日本地球惑星科学連合2015年大会

講演情報

口頭発表

セッション記号 S (固体地球科学) » S-CG 固体地球科学複合領域・一般

[S-CG62] スロー地震

2015年5月28日(木) 09:15 〜 10:45 303 (3F)

コンビーナ:*廣瀬 仁(神戸大学都市安全研究センター)、小原 一成(東京大学地震研究所)、中田 令子(海洋研究開発機構地震津波海域観測研究開発センター)、座長:宮崎 真大(九州大学大学院理学府地球惑星科学専攻)、小原 一成(東京大学地震研究所)

09:45 〜 10:00

[SCG62-15] 稠密地震計アレイを用いた深部低周波微動高速移動の詳細な観測

*武田 直人1今西 和俊1内出 崇彦1松本 則夫1 (1.産総研)

キーワード:深部低周波微動, 稠密アレイ観測, 紀伊半島

世界各地の沈み込み帯などで観測されている深部低周波微動は数日規模のゆっくりとした動きから50km/hを超える高速移動等,いくつかの移動パターンが報告されている.これらの移動はその速度と移動方向がそれぞれのパターンによって異なっている.50km/hを超える高速移動はおおむね沈み込むプレート方向に平行であることが報告されている[例えば Ghosh et al.
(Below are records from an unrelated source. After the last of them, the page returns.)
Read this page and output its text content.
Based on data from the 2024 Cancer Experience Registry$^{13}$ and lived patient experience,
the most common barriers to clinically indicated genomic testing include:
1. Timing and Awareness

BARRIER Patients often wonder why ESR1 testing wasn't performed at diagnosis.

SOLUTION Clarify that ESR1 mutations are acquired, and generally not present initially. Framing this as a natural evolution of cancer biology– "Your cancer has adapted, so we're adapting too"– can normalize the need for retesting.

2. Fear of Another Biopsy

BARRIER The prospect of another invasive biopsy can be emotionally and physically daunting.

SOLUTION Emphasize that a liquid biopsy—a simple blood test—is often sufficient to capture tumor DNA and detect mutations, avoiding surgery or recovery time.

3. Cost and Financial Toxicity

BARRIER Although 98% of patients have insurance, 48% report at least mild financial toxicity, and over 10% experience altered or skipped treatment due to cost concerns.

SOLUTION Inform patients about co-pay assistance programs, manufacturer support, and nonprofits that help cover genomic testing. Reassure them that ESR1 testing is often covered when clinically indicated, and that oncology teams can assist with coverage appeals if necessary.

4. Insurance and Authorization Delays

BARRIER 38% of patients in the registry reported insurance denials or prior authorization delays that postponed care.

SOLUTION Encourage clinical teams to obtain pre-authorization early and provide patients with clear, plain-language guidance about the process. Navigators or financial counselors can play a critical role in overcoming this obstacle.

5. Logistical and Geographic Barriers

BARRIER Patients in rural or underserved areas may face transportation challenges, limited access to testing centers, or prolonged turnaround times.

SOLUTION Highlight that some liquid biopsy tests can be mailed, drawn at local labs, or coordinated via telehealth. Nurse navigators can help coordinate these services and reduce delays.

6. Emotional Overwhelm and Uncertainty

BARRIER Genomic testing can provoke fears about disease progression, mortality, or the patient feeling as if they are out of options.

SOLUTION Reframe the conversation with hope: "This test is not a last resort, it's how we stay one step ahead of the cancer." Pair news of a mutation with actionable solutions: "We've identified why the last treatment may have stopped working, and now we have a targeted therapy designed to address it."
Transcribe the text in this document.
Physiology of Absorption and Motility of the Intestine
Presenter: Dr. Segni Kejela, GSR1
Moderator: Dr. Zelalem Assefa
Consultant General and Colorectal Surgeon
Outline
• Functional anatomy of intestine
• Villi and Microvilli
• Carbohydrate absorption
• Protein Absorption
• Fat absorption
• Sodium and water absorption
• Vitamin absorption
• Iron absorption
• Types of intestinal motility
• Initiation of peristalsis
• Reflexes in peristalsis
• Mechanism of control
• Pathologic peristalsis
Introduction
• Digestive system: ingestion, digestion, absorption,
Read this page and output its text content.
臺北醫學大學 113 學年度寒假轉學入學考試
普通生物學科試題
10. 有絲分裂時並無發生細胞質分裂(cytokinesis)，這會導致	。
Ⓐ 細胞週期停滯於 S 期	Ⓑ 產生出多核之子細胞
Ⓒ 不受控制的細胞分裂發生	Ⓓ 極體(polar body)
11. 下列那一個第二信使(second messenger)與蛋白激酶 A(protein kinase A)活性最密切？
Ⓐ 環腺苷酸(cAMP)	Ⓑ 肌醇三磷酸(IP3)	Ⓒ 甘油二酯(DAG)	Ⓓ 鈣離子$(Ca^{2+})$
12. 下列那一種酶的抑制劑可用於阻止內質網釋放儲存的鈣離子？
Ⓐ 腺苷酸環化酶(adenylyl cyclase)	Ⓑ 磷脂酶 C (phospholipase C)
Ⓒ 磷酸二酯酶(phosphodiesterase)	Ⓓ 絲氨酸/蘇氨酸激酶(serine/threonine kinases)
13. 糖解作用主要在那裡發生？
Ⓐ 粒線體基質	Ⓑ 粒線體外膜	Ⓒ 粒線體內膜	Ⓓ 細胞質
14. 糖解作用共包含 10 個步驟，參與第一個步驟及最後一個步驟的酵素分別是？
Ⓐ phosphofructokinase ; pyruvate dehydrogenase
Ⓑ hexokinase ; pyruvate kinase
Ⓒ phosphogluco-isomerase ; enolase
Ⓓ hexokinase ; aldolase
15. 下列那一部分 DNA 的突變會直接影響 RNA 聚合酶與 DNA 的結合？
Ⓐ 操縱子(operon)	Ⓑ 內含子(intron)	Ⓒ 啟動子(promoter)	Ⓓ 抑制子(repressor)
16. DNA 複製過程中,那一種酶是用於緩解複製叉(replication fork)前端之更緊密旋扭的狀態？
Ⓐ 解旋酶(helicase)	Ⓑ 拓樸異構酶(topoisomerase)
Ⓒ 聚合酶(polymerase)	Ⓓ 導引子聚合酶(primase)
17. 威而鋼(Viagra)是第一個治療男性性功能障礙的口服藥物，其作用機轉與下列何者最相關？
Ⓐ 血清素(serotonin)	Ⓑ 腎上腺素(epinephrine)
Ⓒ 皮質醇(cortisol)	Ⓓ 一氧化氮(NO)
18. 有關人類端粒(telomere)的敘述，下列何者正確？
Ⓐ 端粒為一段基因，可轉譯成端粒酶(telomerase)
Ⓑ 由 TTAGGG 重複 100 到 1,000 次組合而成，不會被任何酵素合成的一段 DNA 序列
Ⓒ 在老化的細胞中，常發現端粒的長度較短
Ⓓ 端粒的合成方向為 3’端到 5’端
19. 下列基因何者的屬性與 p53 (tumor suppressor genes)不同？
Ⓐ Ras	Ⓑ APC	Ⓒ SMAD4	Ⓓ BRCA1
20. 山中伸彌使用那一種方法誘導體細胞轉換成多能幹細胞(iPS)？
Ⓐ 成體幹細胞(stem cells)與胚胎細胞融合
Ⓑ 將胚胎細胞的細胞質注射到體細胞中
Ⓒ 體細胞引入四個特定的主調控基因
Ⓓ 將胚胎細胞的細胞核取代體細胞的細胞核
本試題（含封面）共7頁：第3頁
G3 2010, Ide JGR 2012].産総研ではこの高速移動を含めた深部低周波微動の発生機構を調査するために,2011年3月から三重県松阪市で稠密地震計アレイ観測を行っている.アレイの周辺では3ヵ月~6ヵ月間隔で活発な深部低周波微動活動が起きており,これまで十数回の大規模な微動活動時のアレイ記録が取得することができた.今回は高速移動の詳細な時間発展の様子を知るために,このアレイ記録を用いてGhosh et al. [G3 2010] と同様の手法で深部低周波微動の震源位置を求めた.
稠密地震計アレイを用いた微動検出感度はエンベロープ相関法よりも高いが,エンベロープ相関法と同様で活動が活発な際に検出能力が低下する場合がある[武田他 JpGU 2014].また,震源位置決定精度はアレイと震源間の速度構造や距離の影響を受けやすい.
我々のアレイ観測で見たアレイ周辺(半径25km以内)での微動の高速移動は,3年程の観測期間全体ではおおむね同方向を向いている.その方向はプレートの沈み込み方向と若干のずれがあるが,これはアレイ解析の位置決定精度に起因している可能性があり,先行研究の結果を否定するものではない.一方,十数回の大規模な微動活動毎にこの高速移動方向を整理すると,必ずしも全て同じではなく,イベントによっては大きく異なる場合があった.また,同一イベントに於いて高速移動の方向が時間とともに変わる場合も観測された.
今回の解析では,イベント内での詳細な高速移動方向の抽出にGhosh et al. [G3 2010] の手法を用いており,アレイの半径25km以内の微動を発生期間全体もしくはいくつかの期間に分けて,その期間内の微動をまとめて処理している.今回観測された高速移動方向の変化は,微動発生場所に固有の場合も考えられるため,詳細な微動発生域とその高速移動の関係を明らかにするのは課題の一つである.また,高速移動方向の抽出方法に関しても検討の余地があると考えられる.